Vida e morte de uma paixão (e se…)
Em meio à tristeza nasceu uma paixão proibida.
O ano? Início de 2019.
A circunstância? Falecimento de uma tia dela.
O local? Rio de Janeiro.
Idade dela: e isso importa? Por que a sociedade insiste em classificar as pessoas pela idade? Já reparou que em toda reportagem, este ‘’número mágico’’ aparece acompanhado de uma vírgula logo após o nome de quem se está falando? Não, não vou dizer a idade dela!
Idade dele: 19, quando se conheceram. Completaria 20, no mês seguinte. Sim, a dele eu lhes digo.
Ela mora em São Paulo.
Ele, no Rio de Janeiro.
Conheceram-se no meio deste turbilhão de morte e tristeza. Ela foi ao Rio para o enterro da tia.

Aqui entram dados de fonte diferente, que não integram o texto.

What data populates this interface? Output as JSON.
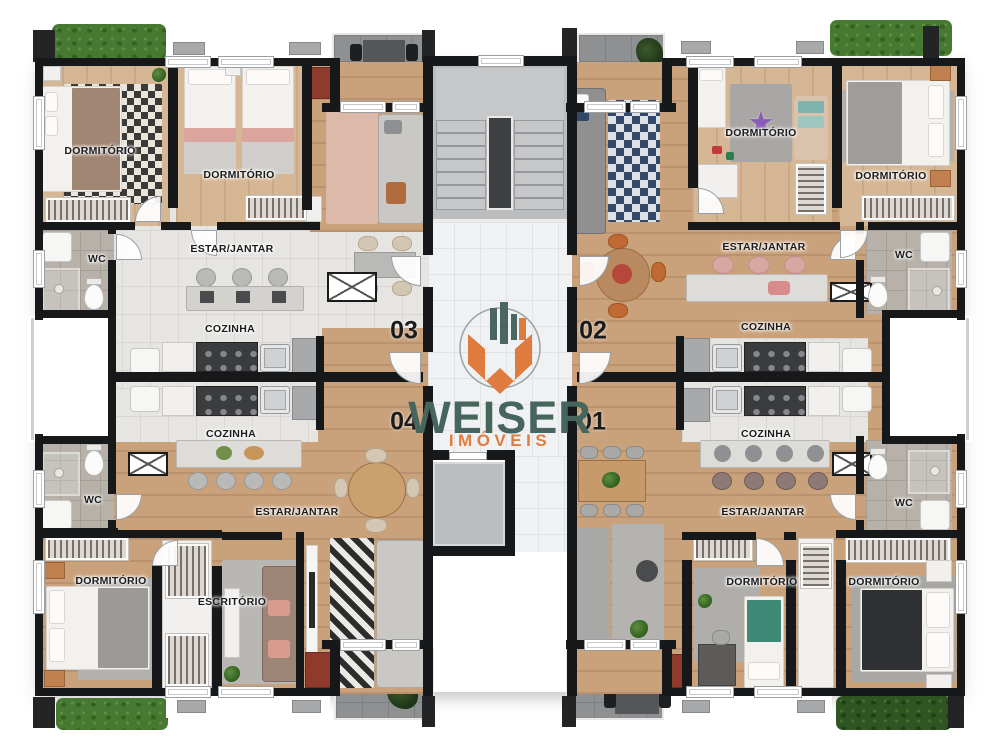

- Este é o meu filho, Carlos Roberto!
Falou a prima adotiva. Não a que perdeu a mãe, esta voz é da primeira filha de uma outra tia, também já falecida, que havia viajado com seu marido e seu único filho ainda criança à Bolívia, e de lá, voltara com duas meninas adotadas, uma com mais idade que a outra.

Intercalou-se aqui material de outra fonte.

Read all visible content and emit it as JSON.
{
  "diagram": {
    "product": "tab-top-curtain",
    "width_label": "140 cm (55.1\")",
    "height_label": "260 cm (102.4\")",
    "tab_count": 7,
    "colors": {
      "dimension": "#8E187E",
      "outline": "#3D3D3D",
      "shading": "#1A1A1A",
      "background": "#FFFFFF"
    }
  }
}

- Prazer, Carlos Roberto, disse ela!
Não se sabe ao certo como uma paixão começa. E paixão tem hora? Uma paixão não se curva às dobras do tempo. Tem vontade própria. Simplesmente se instala no coração dos amantes e quando eles percebem já estão completamente dominados por ela.
Havia um cheiro de proibido no ar, que os amantes logo perceberam. E quem não percebe as grades da prisão em que a sociedade mantém as pessoas? Os pilares que gritam o certo e o errado a plenos pulmões. Ai, de quem se aventura a serrar as grades para escapar à prisão!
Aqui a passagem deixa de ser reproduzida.